I have redone the entire process over from scratch twice now following all the documentation I could find on the topic. But the outcome remains the same. I start by creating a new B2C tenant and I ensure that under Identity Providers, only "Username" is selected as the "Local Accounts". Then I go to "Sign-up or sign-in policies" and create a custom template, then click on edit. Then I ensure that the Identity Providers is set to only the "User ID signup" (and Local Account), and that in the Sign-up Attributes as well as in the Application Claims I do not have the "Email Address" selected. Then I go to "Page UI Customization" and click on "Local account sign-up page". I enter my custom URL. Under the "Sign-up attributes" it lists "Email Address". Email address should not be there AT ALL. When I click on Email Address there is only an option to set "Require verification" to No. The Optional toggle switch is DISABLED. So I can't even make it optional.
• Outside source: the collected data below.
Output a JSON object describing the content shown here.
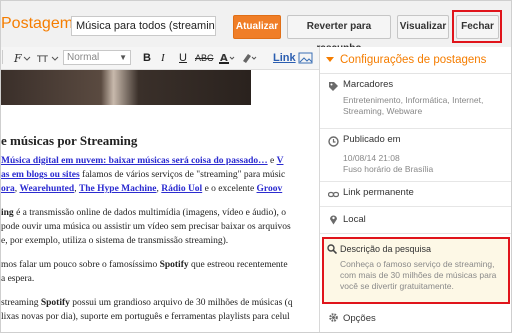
{
  "header": {
    "brand": "Postagem",
    "title_value": "Música para todos (streaming de q",
    "buttons": {
      "update": "Atualizar",
      "revert": "Reverter para rascunho",
      "view": "Visualizar",
      "close": "Fechar"
    }
  },
  "toolbar": {
    "format_select": "Normal",
    "bold": "B",
    "italic": "I",
    "underline": "U",
    "strike": "ABC",
    "link": "Link"
  },
  "editor": {
    "heading": "e músicas por Streaming",
    "lines": {
      "l1_link": "Música digital em nuvem: baixar músicas será coisa do passado…",
      "l1_text": " e ",
      "l1_link2": "V",
      "l2_link": "as em blogs ou sites",
      "l2_text": " falamos de vários serviços de \"streaming\" para músic",
      "l3_links": [
        "ora",
        "Wearehunted",
        "The Hype Machine",
        "Rádio Uol"
      ],
      "l3_text": " e o excelente ",
      "l3_link_end": "Groov",
      "l4_bold": "ing",
      "l4_text": " é a transmissão online de dados multimídia (imagens, vídeo e áudio), o",
      "l5_text": " pode ouvir uma música ou assistir um vídeo sem precisar baixar os arquivos",
      "l6_text": "e, por exemplo, utiliza o sistema de transmissão streaming).",
      "l7_text": "mos falar um pouco sobre o famosíssimo ",
      "l7_bold": "Spotify",
      "l7_text2": " que estreou recentemente",
      "l8_text": "a espera.",
      "l9_text": "streaming ",
      "l9_bold": "Spotify",
      "l9_text2": " possui um grandioso arquivo de 30 milhões de músicas (q",
      "l10_text": "lixas novas por dia), suporte em português e ferramentas playlists para celul"
    }
  },
  "panel": {
    "title": "Configurações de postagens",
    "labels": {
      "title": "Marcadores",
      "value": "Entretenimento, Informática, Internet, Streaming, Webware"
    },
    "published": {
      "title": "Publicado em",
      "date": "10/08/14 21:08",
      "timezone": "Fuso horário de Brasília"
    },
    "permalink": "Link permanente",
    "location": "Local",
    "search_description": {
      "title": "Descrição da pesquisa",
      "text": "Conheça o famoso serviço de streaming, com mais de 30 milhões de músicas para você se divertir gratuitamente."
    },
    "options": "Opções"
  },
  "colors": {
    "accent": "#f57d00",
    "highlight": "#e0141b",
    "link": "#2b2bd0"
  }
}
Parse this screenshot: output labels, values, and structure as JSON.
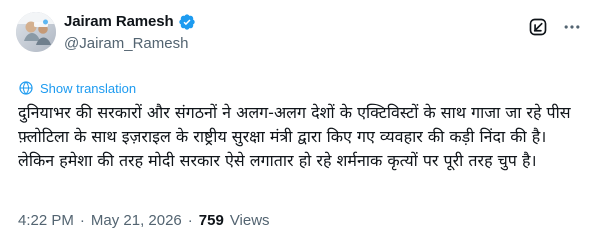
{
  "post": {
    "author": {
      "display_name": "Jairam Ramesh",
      "handle": "@Jairam_Ramesh",
      "verified": true,
      "avatar_icon": "avatar-photo-icon"
    },
    "header_actions": {
      "grok_icon": "grok-icon",
      "more_icon": "more-icon"
    },
    "show_translation": "Show translation",
    "text": "दुनियाभर की सरकारों और संगठनों ने अलग-अलग देशों के एक्टिविस्टों के साथ गाजा जा रहे पीस फ़्लोटिला के साथ इज़राइल के राष्ट्रीय सुरक्षा मंत्री द्वारा किए गए व्यवहार की कड़ी निंदा की है। लेकिन हमेशा की तरह मोदी सरकार ऐसे लगातार हो रहे शर्मनाक कृत्यों पर पूरी तरह चुप है।",
    "time": "4:22 PM",
    "date": "May 21, 2026",
    "views_count": "759",
    "views_label": "Views",
    "separator": "·"
  },
  "colors": {
    "text": "#0f1419",
    "secondary": "#536471",
    "accent": "#1d9bf0",
    "background": "#ffffff"
  }
}
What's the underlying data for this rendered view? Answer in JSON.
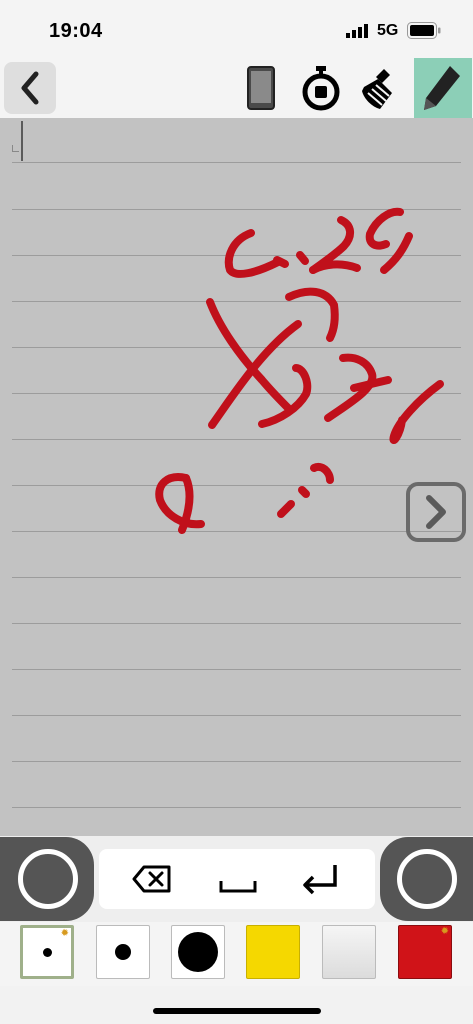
{
  "status": {
    "time": "19:04",
    "network": "5G"
  },
  "toolbar": {
    "back": "back",
    "tools": [
      "phone",
      "timer",
      "eraser-brush",
      "pen"
    ]
  },
  "palette": {
    "colors": {
      "accent": "#8ccfb7",
      "ink": "#c0101b",
      "yellow": "#f5d800",
      "red": "#d01318"
    }
  }
}
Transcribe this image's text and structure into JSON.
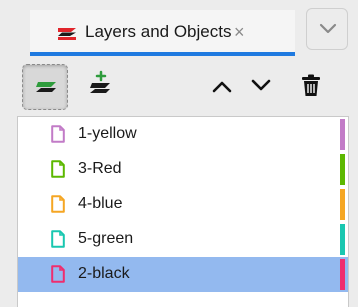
{
  "tab": {
    "label": "Layers and Objects",
    "close_symbol": "×",
    "icon": "layers-stack-icon",
    "accent_color": "#1f7ae0"
  },
  "tab_menu": {
    "icon": "chevron-down-icon"
  },
  "toolbar": {
    "buttons": [
      {
        "name": "layers-view",
        "icon": "layers-icon",
        "active": true
      },
      {
        "name": "add-layer",
        "icon": "add-layer-icon"
      },
      {
        "name": "move-up",
        "icon": "chevron-up-icon"
      },
      {
        "name": "move-down",
        "icon": "chevron-down-icon"
      },
      {
        "name": "delete",
        "icon": "trash-icon"
      }
    ]
  },
  "layers": [
    {
      "label": "1-yellow",
      "color": "#c27bc7",
      "selected": false
    },
    {
      "label": "3-Red",
      "color": "#5cb800",
      "selected": false
    },
    {
      "label": "4-blue",
      "color": "#f5a623",
      "selected": false
    },
    {
      "label": "5-green",
      "color": "#19c7b0",
      "selected": false
    },
    {
      "label": "2-black",
      "color": "#ef2d6e",
      "selected": true
    }
  ]
}
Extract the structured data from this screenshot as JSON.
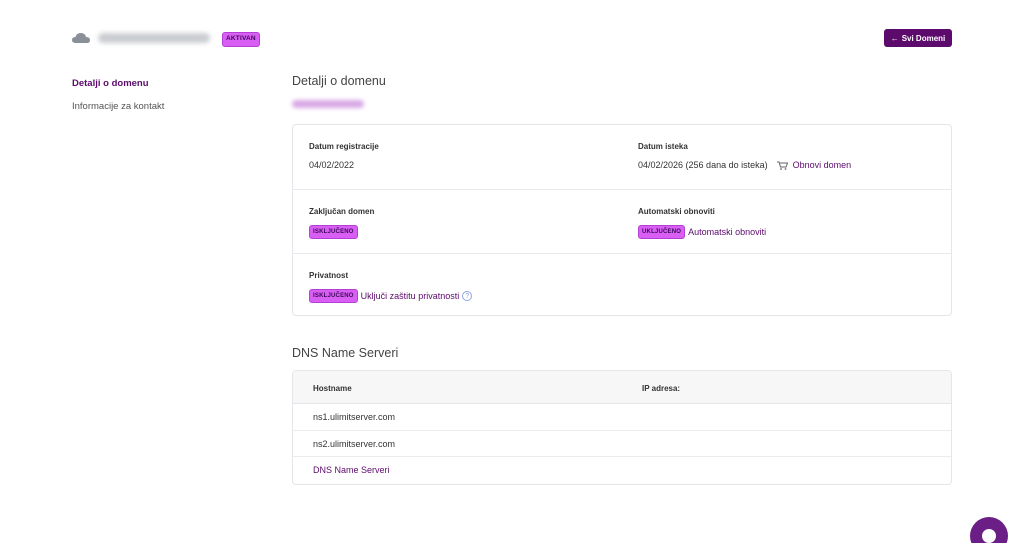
{
  "header": {
    "status_badge": "AKTIVAN",
    "back_button": "Svi Domeni"
  },
  "sidebar": {
    "items": [
      {
        "label": "Detalji o domenu"
      },
      {
        "label": "Informacije za kontakt"
      }
    ]
  },
  "details": {
    "title": "Detalji o domenu",
    "registration_label": "Datum registracije",
    "registration_value": "04/02/2022",
    "expiry_label": "Datum isteka",
    "expiry_value": "04/02/2026 (256 dana do isteka)",
    "renew_link": "Obnovi domen",
    "locked_label": "Zaključan domen",
    "locked_badge": "ISKLJUČENO",
    "auto_renew_label": "Automatski obnoviti",
    "auto_renew_badge": "UKLJUČENO",
    "auto_renew_link": "Automatski obnoviti",
    "privacy_label": "Privatnost",
    "privacy_badge": "ISKLJUČENO",
    "privacy_link": "Uključi zaštitu privatnosti",
    "help_glyph": "?"
  },
  "dns": {
    "title": "DNS Name Serveri",
    "columns": [
      "Hostname",
      "IP adresa:"
    ],
    "rows": [
      "ns1.ulimitserver.com",
      "ns2.ulimitserver.com"
    ],
    "link": "DNS Name Serveri"
  },
  "colors": {
    "accent": "#5c0a6c",
    "badge": "#d95ef4"
  }
}
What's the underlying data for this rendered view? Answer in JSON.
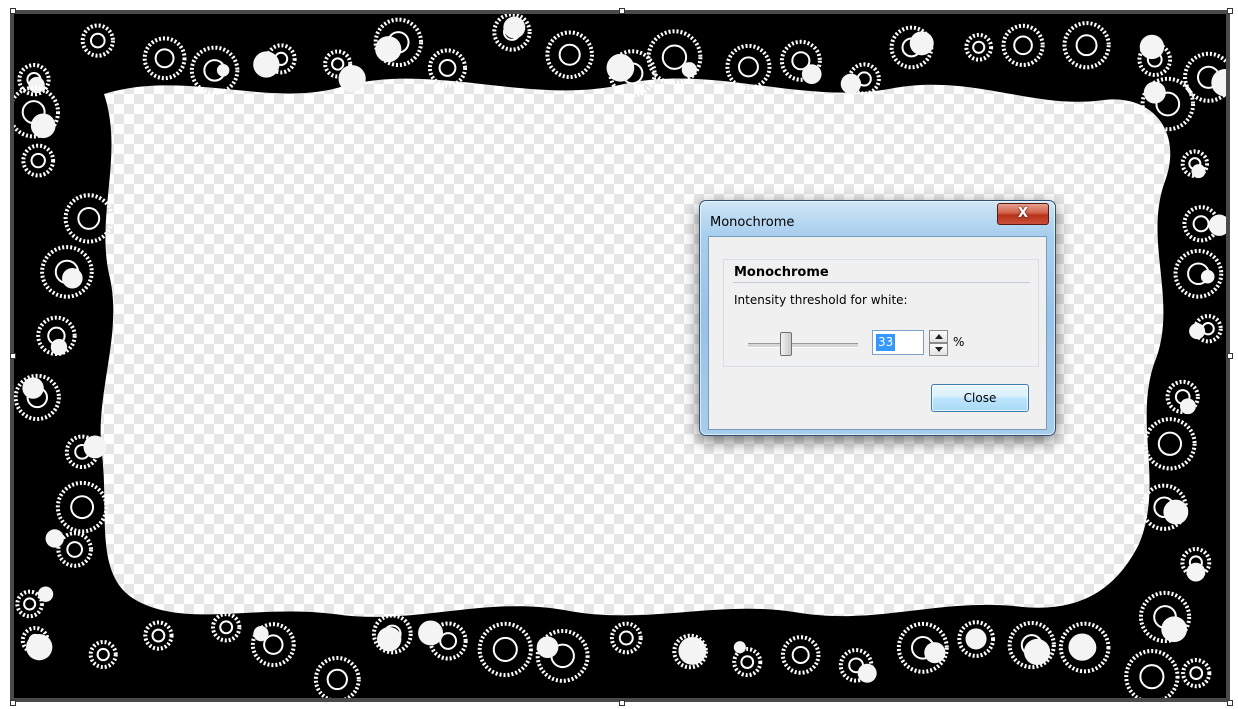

The main point here is that when I use "Username" instead of "Email" as the Identity Provider, it should most definitely not force an email address on me.
If you try the above steps in the Azure Portal as it stands today 8 Aug 2018 I am sure you will find the same restriction. This seems like a bug to me, maybe it slipped in somewhere along the line?
Yes it is possible to register the user in B2C without email using custom policies.
You can follow the steps mention here to create custom policies and download the starter kit which has examples of how the policies can be modified to suit your requirement.
Below is the TechnicalProfile which i have used to SignUp user without email being mandatory
<TechnicalProfile Id="LocalAccountSignUpWithLogonName">
<DisplayName>User ID signup</DisplayName>
<Protocol Name="Proprietary" Handler="Web.TPEngine.Providers.SelfAssertedAttributeProvider, Web.TPEngine, Version=1.0.0.0, Culture=neutral, PublicKeyToken=null" />
<Metadata>
<Item Key="IpAddressClaimReferenceId">IpAddress</Item>
<Item Key="ContentDefinitionReferenceId">api.localaccountsignup</Item>
<Item Key="LocalAccountType">Username</Item>
<Item Key="LocalAccountProfile">true</Item>
<Item Key="language.button_continue">Create</Item>
</Metadata>
<CryptographicKeys>
<Key Id="issuer_secret" StorageReferenceId="B2C_1A_TokenSigningKeyContainer" />
</CryptographicKeys>
<InputClaims>
<InputClaim ClaimTypeReferenceId="signInName" />
</InputClaims>
<OutputClaims>
<OutputClaim ClaimTypeReferenceId="objectId" Required="true" />
<OutputClaim ClaimTypeReferenceId="signInName" Required="true" />
<OutputClaim ClaimTypeReferenceId="email" />
<OutputClaim ClaimTypeReferenceId="newPassword" Required="true" />
<OutputClaim ClaimTypeReferenceId="reenterPassword" Required="true" />
<OutputClaim ClaimTypeReferenceId="jobTitle" />
<OutputClaim ClaimTypeReferenceId="postalCode" />
<OutputClaim ClaimTypeReferenceId="city" />
<OutputClaim ClaimTypeReferenceId="givenName" />
<OutputClaim ClaimTypeReferenceId="surName" />
<OutputClaim ClaimTypeReferenceId="executed-SelfAsserted-Input" DefaultValue="true" />
<OutputClaim ClaimTypeReferenceId="newUser" />
<OutputClaim ClaimTypeReferenceId="authenticationSource" />
<OutputClaim ClaimTypeReferenceId="userPrincipalName" />
</OutputClaims>
<ValidationTechnicalProfiles>
<ValidationTechnicalProfile ReferenceId="AAD-UserWriteUsingLogonName" />
</ValidationTechnicalProfiles>
<UseTechnicalProfileForSessionManagement ReferenceId="SM-AAD" />
</TechnicalProfile>
The toggle switch that allows you to select between username-based or email-based account is to indicate which of these will be used for sign-in. However, this does not mean that in a username-based account, the email will not be collected - it's just that email cannot be used to sign-in.
Regardless, the email address in basic policies is required to support password reset user journeys even for username-based accounts. If B2C does not collect the email address, then a user cannot reset their password even if they forgot it.
If you really want to not collect email, then your only option today is to use custom policies. In that case, you will have to determine how you want to support password reset, if at all.